CenturyLink Biz has an ebook out with predictions for 2013 and beyond. M2M, mobility, cloud - all just mind blowing stuff
Well, the FCC's pace for any case is slow and slower, so they will likely not get to the copper clipping and IP transition until 3Q2013 at the earliest. meanwhile, CLEC's have to be vigilante to document cases of copper clipping, because all the money that they - Integra, Megapath, TelePacific, XO, Windstream - have invested in EoC doesn't work without said copper. I think they will be fine until 2014 on this.
That said, CLEC's have to accelerate their plans for OTT services like cloud and Managed IT. When the copper plant disappears, wholesale (from fiber providers and cablecos) will get expensive. The money will be in Layer 7. I have often said that it was going to be Layer 1 or Layer 7. Without a network that you own, it will be a fight for apps and services. Everything will look like Office 365 - where 42,000 Microsoft partners are selling it for very little margin.
Here's the thing: more businesses are moving to the cloud for so many reasons - mobility just being one of them. Some CLEC's, VARs and even Agents will migrate to a cloud services brokerage model. That will work for slinging Hosted Exchange, SharePoint, CRM, simple backup, even VPS. Network will become a separate sale and negotiation.
I'm still shocked that no one has rolled out vertically based integrated bundles yet.
So mobility will still be huge in 2013, but with the new shared data plans, the monthly bill will be increasing, so businesses (and consumers) will be looking for alternatives. Wi-fi will be significant. When you add in mobile data caps and consumer cable caps - and metering - there will be a net effect on cloud services and OTT services.
When you examine the backlash yesterday on the Instagram privacy gaff (right after Facebook finished acquiring them for $715M), you have to wonder how much longer the online phenomenon continues. Privacy is non-existent. You have to be off-the-grid and paying with cash to be beyond corporate and government spying. I think we will see a little more backlash in 2013 - enough that FB and other companies see a dip in usage and corresponding advertising sales. Have FB and twitter peaked?
The companies to watch in 2013:
- RIM and Alcatel because they are re-inventing;
- Avaya because of its crushing debt;
- Bright House due to its Telovations acquisition and to see if it is the first cableco to chase business outside of its region;
- 8x8 and similar OTT Hosted PBX players like FreedomIQ;
- the Cloud Communications Alliance, especially the members who have not been acquired yet. If Hosted PBX doesn't explode in 2013, it never will;
- Sprint because Clearwire+DISH+Softbank = a big ugly mess with Hesse;
- Verizon but specifically its OTT hosted PBX service, VCE;
- Dell as it continues its shift to cloud services from hardware;
- Tech Data - between TDmobility and the Microcorp deal - 2013 will be telling;
- AirWatch since MDM is huge and they are being sued;
- Master Agencies that have to figure out relevancy in 2013.
For Agents and VARs, 2013 is the year they have to put a plan together. No more waiting.
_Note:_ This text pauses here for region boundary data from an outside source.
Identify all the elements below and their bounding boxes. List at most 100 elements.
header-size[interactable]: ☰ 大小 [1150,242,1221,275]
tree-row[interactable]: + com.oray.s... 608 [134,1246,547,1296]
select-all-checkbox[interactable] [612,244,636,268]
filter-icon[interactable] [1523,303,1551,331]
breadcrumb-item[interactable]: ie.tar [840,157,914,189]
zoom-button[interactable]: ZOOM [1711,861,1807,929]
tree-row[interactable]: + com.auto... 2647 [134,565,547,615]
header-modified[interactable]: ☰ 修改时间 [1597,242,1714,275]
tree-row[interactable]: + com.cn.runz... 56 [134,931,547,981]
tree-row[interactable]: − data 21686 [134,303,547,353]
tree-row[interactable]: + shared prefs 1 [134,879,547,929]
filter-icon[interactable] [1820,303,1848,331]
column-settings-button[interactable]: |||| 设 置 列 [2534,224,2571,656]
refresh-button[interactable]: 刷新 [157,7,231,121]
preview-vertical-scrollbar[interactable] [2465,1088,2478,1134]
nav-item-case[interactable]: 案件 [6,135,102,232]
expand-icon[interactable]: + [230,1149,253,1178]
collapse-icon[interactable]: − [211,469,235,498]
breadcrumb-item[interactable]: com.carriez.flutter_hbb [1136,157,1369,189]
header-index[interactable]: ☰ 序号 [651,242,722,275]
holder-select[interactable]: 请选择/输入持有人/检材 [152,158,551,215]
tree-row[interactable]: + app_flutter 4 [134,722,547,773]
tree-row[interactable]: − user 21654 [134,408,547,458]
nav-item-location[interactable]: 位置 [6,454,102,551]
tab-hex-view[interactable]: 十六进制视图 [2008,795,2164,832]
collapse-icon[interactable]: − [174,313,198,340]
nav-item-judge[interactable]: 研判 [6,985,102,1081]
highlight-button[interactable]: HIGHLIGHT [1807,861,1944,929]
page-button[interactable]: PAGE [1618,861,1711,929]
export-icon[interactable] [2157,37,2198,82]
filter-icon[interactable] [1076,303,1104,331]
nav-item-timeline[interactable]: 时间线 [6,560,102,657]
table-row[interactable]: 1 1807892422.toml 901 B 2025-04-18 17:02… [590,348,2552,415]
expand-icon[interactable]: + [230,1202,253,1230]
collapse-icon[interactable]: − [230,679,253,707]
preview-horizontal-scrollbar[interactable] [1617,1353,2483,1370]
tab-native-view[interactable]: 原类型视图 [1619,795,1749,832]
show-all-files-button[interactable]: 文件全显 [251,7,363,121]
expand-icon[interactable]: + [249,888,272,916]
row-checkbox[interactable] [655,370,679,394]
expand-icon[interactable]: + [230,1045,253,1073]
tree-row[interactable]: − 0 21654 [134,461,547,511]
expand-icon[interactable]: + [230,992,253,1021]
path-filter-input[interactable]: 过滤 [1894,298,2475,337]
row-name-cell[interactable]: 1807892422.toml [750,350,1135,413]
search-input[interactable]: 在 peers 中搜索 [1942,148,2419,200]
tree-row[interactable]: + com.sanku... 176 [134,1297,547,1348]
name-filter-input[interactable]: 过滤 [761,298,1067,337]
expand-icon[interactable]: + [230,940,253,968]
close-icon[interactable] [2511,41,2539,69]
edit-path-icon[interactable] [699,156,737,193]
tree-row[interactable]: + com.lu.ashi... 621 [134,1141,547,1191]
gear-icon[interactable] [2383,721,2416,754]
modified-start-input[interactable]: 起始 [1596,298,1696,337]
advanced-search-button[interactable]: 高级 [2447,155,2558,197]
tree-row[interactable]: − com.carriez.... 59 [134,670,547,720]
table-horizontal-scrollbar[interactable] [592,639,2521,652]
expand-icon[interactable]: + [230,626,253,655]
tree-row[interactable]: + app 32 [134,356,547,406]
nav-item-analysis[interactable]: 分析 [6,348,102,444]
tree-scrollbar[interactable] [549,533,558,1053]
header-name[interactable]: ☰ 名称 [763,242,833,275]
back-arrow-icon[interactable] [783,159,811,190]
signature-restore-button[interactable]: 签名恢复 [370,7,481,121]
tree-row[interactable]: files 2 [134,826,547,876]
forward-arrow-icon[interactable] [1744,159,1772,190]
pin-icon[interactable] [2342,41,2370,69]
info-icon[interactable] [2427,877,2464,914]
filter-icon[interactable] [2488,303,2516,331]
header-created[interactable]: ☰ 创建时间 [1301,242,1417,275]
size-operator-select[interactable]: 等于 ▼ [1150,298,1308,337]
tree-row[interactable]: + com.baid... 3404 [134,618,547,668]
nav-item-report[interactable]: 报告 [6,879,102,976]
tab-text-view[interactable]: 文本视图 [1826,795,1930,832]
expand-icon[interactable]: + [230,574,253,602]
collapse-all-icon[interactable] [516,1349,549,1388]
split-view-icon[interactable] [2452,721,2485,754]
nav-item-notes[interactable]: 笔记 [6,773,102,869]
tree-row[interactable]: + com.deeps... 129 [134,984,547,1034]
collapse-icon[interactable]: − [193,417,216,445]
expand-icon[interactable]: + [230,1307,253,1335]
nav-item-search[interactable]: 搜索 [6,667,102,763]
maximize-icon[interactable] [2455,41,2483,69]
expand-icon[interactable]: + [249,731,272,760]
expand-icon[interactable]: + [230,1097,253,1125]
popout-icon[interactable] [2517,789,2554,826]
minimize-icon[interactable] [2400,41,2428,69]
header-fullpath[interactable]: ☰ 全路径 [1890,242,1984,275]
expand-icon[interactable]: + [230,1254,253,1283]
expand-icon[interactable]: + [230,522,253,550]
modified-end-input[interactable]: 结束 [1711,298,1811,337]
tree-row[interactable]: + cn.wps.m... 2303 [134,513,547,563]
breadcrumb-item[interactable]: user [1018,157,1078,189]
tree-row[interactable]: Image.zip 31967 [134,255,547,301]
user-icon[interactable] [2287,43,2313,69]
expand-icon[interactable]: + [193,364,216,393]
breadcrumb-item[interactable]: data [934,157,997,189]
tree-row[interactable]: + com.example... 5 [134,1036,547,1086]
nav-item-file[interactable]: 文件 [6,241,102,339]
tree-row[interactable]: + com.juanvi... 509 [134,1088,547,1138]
Too many VAR's are already jumping on the telecom/network bandwagon and not nearly enough Agents are jumping into the Managed Services and Cloud space. For Agents, 2 resolutions for 2013 would be (1) partner with a VAR or two; and (2) cross-sell services to grab more of the total wallet share of your customers. Look to revenue per customer and lifetime value of each customer as the most important metrics. (Mainly because they are.)
For VAR's, they have seen some big changes from Microsoft - Small Business Server's end of life as well as the way Office 365 was sold. VAR's also witnessed CLEC's - like Cbeyond and EarthLink - make a big splash in launching managed services and cloud offerings. In 2013, VARs will need network/telecom to make up for the revenue dips. Locally in Tampa, we have seen some Microsoft partners go to programming and integration services in place of the old model of SBS and Exchange. For all of cloud adoption, Integration is the key to any business process outcomes. There aren't nearly enough programmers to do all the necessary integration.
In the Google world, there are companies making money supporting and integrating Google Apps. Backupify, Batchbook, Insightly are just 3 companies that integrate with Google Apps for CRM and backup. As this ecosystem becomes more complete, Microcorp's deal with NeoNova could prove brilliant.
It is this type of package or bundle that most businesses want. Do they want stand-alone Hosted Exchange? Notsomuch. They want a complete package of inter-working software - the Hosted PBX integrated with Outlook and the browser - like they have on their smartphone!! It confuses me that the smartphone is more integrated than a laptop, Mac or desktop.
They want their CRM to integrate with all of it too. If Xobni can pull in all that social data, why can't a plug-in for CRM?
It's this complete solution that is needed. No idea what company will roll it out first or if it will be in 2013.